When a test case is run without previously capture external data, the express server is told to start capture mode.  The query is run and the external interactions are captured.  After the query is run, the test case requests the just captured data and saves it in the captured data directory next to the test case.

Subsequent Runs – Use Captured Data To Prime Sequelize and Fetch Wrappers

The second time the test case is run, it primes the express server with the previously capture data, runs the query which uses the previously captured data for all external interactions and then compares the results with the snapshotted results.  This approach effectively tests all things inside GraphQL related to the query without using any external resources.

Putting It All Together

  • Start up a GraphQL server with special express handlers
  • Run all integration test queries/mutations against the GraphQL server just started
  • If a test is run without previously captured data:
    • Use the express handlers to start of capture of external interactions via REST or sequelize
    • Run the test
    • Get the captured data and save it in a special directory similar to jest snapshotted data
    • Use the express handlers to stop capture of external interactions
    • Run the next test
  • If a test is run with previously captured data:
    • Use the express handlers to prime the sequelize/REST wrappers with previously the captured data
    • Run the query/mutation which will use the previously captured data
    • Compare the results with the previously snapshotted results
    • Run the next test
  • Stop the GraphQL server

Improving GraphQL Performance

graphql

Providing Easy Access To Data

GraphQL is a data query language and a fantastic middleware layer that reduces round trips from the browser to get data and seamlessly hides the complexity of getting data from disparate data sources including REST apis, sql, nosql and graph databases as well as any other type of data storage.

Performance Can Be A Problem

Those are the upsides.
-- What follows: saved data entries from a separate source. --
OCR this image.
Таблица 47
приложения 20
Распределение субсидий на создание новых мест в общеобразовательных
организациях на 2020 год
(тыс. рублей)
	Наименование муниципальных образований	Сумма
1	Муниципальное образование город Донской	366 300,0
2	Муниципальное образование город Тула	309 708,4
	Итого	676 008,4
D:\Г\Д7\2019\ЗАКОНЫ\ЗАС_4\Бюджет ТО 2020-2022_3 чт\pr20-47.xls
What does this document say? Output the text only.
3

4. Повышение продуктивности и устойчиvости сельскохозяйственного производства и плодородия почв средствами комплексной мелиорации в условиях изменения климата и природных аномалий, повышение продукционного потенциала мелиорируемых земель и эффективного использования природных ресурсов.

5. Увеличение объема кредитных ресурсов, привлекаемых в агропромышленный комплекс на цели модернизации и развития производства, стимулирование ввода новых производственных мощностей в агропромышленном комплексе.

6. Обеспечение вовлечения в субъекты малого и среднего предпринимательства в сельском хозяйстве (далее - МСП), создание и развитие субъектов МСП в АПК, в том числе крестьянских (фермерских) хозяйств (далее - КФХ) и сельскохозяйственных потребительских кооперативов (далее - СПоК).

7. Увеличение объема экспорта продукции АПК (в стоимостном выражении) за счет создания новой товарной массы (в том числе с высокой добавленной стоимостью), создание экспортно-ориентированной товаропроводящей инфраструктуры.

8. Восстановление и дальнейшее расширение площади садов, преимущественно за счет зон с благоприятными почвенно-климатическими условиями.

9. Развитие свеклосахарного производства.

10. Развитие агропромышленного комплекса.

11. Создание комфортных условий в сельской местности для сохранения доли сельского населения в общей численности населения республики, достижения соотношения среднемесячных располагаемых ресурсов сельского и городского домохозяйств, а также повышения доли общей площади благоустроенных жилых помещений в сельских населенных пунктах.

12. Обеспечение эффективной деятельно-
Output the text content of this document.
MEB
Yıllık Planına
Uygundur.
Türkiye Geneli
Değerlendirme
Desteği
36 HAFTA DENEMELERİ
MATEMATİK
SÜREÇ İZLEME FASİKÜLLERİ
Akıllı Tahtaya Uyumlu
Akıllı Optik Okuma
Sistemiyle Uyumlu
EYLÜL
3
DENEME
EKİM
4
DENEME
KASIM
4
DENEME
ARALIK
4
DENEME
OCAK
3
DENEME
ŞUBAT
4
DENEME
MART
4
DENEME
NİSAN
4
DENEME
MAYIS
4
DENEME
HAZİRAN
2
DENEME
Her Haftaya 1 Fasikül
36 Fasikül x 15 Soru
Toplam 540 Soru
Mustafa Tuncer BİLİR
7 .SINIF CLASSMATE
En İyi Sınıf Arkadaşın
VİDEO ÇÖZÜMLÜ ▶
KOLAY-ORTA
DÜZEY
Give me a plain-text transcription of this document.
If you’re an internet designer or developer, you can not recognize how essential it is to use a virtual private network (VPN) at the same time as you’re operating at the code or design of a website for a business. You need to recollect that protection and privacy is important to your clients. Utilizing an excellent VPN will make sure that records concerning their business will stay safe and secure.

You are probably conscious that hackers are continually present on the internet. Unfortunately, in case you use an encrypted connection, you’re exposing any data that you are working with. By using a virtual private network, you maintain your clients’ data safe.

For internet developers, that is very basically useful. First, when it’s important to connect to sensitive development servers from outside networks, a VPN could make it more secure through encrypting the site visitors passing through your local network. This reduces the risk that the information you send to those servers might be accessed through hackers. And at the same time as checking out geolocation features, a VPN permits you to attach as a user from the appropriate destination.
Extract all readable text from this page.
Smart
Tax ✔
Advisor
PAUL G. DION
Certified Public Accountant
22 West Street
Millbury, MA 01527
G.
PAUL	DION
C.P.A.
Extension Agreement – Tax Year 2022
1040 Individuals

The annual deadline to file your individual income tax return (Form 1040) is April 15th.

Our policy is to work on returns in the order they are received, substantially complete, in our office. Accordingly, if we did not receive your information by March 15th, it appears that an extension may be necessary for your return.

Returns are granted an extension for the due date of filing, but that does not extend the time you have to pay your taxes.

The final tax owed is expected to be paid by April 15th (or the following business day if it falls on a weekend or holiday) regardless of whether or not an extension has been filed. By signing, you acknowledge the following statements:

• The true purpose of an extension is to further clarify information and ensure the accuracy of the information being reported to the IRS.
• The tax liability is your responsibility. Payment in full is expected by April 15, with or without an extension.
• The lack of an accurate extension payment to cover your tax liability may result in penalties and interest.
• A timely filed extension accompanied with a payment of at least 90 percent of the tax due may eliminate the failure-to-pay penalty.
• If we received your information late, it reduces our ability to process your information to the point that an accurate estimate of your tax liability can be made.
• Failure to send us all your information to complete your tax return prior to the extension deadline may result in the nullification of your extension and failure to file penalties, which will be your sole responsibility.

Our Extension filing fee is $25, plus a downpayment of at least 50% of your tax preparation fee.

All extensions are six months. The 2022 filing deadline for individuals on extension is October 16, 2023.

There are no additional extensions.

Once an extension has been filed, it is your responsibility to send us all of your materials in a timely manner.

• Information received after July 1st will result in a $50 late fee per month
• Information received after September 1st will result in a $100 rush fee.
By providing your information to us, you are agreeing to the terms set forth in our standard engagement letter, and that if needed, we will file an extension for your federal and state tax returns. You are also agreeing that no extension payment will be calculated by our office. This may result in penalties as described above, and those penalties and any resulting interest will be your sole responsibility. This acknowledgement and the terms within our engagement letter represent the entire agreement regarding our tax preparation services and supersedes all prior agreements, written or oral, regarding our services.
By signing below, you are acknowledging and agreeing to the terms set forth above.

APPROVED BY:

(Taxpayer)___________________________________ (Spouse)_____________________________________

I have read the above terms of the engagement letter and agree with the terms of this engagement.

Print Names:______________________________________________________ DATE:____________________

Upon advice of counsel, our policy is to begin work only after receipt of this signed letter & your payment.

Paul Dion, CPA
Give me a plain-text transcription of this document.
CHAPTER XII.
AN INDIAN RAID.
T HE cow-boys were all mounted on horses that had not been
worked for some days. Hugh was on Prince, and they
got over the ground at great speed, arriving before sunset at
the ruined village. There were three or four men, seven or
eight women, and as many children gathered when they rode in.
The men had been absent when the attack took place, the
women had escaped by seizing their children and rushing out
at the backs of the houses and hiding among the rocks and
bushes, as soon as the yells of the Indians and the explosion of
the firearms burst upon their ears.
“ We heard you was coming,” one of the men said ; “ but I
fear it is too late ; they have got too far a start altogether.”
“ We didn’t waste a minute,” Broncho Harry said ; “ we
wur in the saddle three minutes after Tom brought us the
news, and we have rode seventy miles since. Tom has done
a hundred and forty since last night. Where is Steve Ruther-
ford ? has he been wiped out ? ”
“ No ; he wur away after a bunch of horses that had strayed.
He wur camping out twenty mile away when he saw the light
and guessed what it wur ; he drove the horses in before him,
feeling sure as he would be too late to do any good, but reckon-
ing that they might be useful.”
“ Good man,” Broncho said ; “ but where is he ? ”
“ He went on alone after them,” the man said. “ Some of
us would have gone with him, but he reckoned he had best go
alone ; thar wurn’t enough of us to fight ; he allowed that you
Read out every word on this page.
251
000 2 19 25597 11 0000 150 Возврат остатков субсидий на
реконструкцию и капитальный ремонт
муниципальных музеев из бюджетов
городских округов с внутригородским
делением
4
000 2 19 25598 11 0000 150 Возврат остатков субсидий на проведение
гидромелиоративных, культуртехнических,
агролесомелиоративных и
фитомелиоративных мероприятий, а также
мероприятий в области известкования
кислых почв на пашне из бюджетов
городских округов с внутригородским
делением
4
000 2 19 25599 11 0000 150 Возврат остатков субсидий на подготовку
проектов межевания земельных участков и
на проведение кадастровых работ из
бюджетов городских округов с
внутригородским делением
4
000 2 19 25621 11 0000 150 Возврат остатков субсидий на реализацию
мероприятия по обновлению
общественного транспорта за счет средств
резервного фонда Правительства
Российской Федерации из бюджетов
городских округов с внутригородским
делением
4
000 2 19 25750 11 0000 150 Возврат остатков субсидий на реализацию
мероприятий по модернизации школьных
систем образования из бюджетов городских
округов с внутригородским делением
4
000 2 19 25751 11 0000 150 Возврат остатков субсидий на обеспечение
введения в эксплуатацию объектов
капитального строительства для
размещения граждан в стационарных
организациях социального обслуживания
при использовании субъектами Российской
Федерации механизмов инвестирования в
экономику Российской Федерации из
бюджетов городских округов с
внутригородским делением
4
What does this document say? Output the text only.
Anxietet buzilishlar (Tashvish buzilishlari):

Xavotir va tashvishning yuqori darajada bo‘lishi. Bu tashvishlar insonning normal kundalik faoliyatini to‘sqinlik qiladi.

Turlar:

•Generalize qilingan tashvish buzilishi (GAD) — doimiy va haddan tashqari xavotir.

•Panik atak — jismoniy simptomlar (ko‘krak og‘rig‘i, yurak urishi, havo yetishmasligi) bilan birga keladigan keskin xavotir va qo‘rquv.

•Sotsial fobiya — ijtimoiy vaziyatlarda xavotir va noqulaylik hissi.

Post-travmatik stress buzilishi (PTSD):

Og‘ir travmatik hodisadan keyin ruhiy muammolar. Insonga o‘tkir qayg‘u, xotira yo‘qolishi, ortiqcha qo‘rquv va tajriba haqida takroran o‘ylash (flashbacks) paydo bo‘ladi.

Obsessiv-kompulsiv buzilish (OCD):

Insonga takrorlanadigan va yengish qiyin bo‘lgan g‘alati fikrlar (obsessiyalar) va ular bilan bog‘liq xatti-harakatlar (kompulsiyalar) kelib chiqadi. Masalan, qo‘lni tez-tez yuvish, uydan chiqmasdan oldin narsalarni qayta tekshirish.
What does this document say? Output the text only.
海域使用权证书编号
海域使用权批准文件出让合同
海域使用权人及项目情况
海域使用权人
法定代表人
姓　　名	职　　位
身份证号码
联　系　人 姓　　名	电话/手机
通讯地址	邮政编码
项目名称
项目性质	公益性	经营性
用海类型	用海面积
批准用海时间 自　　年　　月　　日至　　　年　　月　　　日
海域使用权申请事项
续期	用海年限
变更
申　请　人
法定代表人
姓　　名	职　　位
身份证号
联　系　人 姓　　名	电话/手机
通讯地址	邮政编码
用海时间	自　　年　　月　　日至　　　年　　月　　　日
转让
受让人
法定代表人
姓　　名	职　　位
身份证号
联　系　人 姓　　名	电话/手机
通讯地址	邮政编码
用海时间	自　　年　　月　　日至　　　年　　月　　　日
The downside is that because it is so easy to get data from various sources it is possible to write GraphQL queries that generate hundreds or thousands of calls for underlying data.

DataLoaders Save The Day

GraphQL provides a mechanism to deal with all of these requests in a really elegant way. DataLoaders offer a way to load data for some key, which can be any string or id or object.  The DataLoader de-duplicates requests for identical information but they can do even better than that.  DataLoaders are invoked to load data for a single key (via the load function) or for multiple keys at a time (via the loadMany function).  Regardless of how the DataLoader is invoked, it queues up requests for data and only makes the request after all requests have been queued or after some arbitrary limit is hit.  This means that the requests for data can be consolidated into a single batch request for data.  Instead of asking for each piece of data by id, you can ask for all pieces of data for a set of ids.

These two properties of data loaders, de-duplication and batching, make them the perfect tool for improving GraphQL query performance.

Real World Example

Using DataLoaders, I recently was able to cut a heavy GraphQL query from taking 45 minutes and making hundreds of REST and thousands of sql database calls down to 4 seconds, making 20 REST and 20 sql database calls for data.

Conclusions

When you are looking to improve your GraphQL query performance, start by looking at the underlying calls for data.  Using DataLoaders you can de-duplicate and consolidate those calls for data and dramatically reduce query time.